M. [F] a ensuite saisi le juge des référés qui, par ordonnance du 13 février 2019, a désigné un expert.
L'expert judiciaire a déposé son rapport le 5 novembre 2021.
Par actes des 18, 22 et 29 mars 2022, M. [F] a assigné Mme [W]-[P], Mme [L], Mme [D] veuve [N] et M. [C], son conjoint, la SA BPCE Assurances, et les époux [S] devant le tribunal judiciaire de Draguignan afin d'obtenir l'indemnisation de ses préjudices.
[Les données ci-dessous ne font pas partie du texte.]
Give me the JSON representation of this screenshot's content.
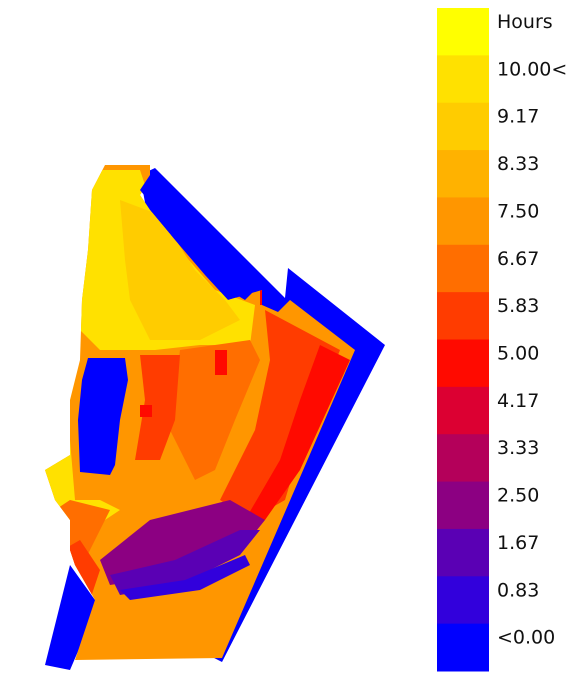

Par conclusions d'incident notifiées le 24 juin 2022, M. [F] a saisi le juge de la mise en état afin d'obtenir la condamnation des défendeurs à lui payer une provision de 80 000 €, à valoir sur l'indemnisation de ses préjudices.
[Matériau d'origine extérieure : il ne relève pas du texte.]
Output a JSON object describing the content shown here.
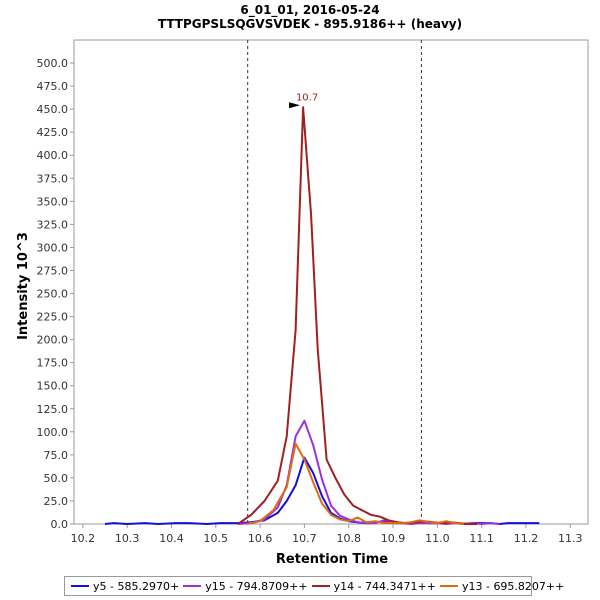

Mmes [W] [P] et [L], d'une part, Mme [D] et M. [C] d'autre part ont soulevé une fin de non recevoir tenant à la prescription des actions engagées à leur encontre par M. [F].
Par ordonnance du 27 novembre 2023, le juge de la mise en état a rejeté les fins de non-recevoir et déclaré les demandes de M. [F] recevables, débouté M. [F] de sa demande de provision, en le condamnant aux dépens de l'incident et à payer à chacun des défendeurs la somme de 400 € sur le fondement de l'article 700 du code de procédure civile.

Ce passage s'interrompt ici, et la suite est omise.